You may terminate the Agreement for breach on written notice if: (i) we materially fail to provide the Services as agreed and do not remedy that failure within five (5) days of your written notice describing the failure, or (ii) we materially fail to meet any other obligation stated in the Agreement and do not remedy that failure within thirty (30) days of your written notice describing the failure.

12. ACCESS TO DATA.

12.1 You will not have access to your data stored on the IP6net Cloud™ system during a suspension or following termination.

12.2 We backup your Flex cloud server instances every 24 hours using snapshot technology and keep 20 days of data, Whilst IP6net keep copies of your data for 20 Days we cannot guarantee that your data is not corrupted with the backups.

12.3 Although the IP6net Cloud service may be used as a backup service, you agree that you will maintain at least one additional current copy of your programs and data stored on the IP6net Cloud system somewhere other than on the IP6net Cloud system .

13. UNAUTHORIZED ACCESS TO YOUR DATA OR USE OF THE SERVICES.

IP6net is not responsible to you for unauthorized access to your data or the unauthorized use of the Services unless the unauthorized access or use results from IP6net's failure to meet its security obligations stated in the Agreement.
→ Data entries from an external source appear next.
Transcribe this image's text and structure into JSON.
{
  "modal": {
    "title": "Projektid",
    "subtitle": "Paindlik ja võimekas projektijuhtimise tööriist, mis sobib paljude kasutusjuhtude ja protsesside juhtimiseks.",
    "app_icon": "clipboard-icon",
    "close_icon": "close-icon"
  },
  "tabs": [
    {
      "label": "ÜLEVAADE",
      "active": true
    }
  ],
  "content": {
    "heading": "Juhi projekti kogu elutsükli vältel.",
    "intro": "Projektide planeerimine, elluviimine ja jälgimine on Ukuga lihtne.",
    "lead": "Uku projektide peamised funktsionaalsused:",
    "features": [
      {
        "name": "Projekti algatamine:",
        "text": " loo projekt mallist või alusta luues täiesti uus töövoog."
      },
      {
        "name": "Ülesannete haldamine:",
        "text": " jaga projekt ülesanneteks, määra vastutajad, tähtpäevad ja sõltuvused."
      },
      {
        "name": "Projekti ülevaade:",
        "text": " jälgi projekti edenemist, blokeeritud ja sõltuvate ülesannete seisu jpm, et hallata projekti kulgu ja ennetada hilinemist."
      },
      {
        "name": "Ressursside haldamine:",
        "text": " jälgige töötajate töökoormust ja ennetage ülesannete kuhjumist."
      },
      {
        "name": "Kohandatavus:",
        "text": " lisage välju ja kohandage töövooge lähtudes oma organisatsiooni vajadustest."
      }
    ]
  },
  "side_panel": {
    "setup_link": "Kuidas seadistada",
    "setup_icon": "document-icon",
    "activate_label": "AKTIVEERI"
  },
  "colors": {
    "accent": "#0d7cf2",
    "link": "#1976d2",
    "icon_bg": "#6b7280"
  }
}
You are responsible for the use of the Services by any employee of yours, any person to whom you have given access to the Services, and any person who gains access to your data or the Services as a result of your failure to use reasonable security precautions, even if such use was not authorized by you.

14. DISCLAIMERS.

We do not promise that the Services will be uninterrupted, error-free, or completely secure. You acknowledge that there are risks inherent in Internet connectivity that could result in the loss of your privacy, Confidential Information, and property. IP6net has no obligation to provide security other than as stated in this Agreement. We disclaim any and all warranties not expressly stated in the Agreement, including the implied warranties of merchantability, fitness for a particular purpose, and non infringement. You are solely responsible for the suitability of the service chosen. If you have not made the minimum financial commitment for support and SLA coverage, the Services are provided AS IS. Any voluntary services we may perform for you at your request and without any additional charge are provided AS IS.

15. EXPORT MATTERS.

You may not use the Services for the development, design, manufacture, production, stockpiling, or use of nuclear, chemical or biological weapons, weapons of mass destruction, or missiles.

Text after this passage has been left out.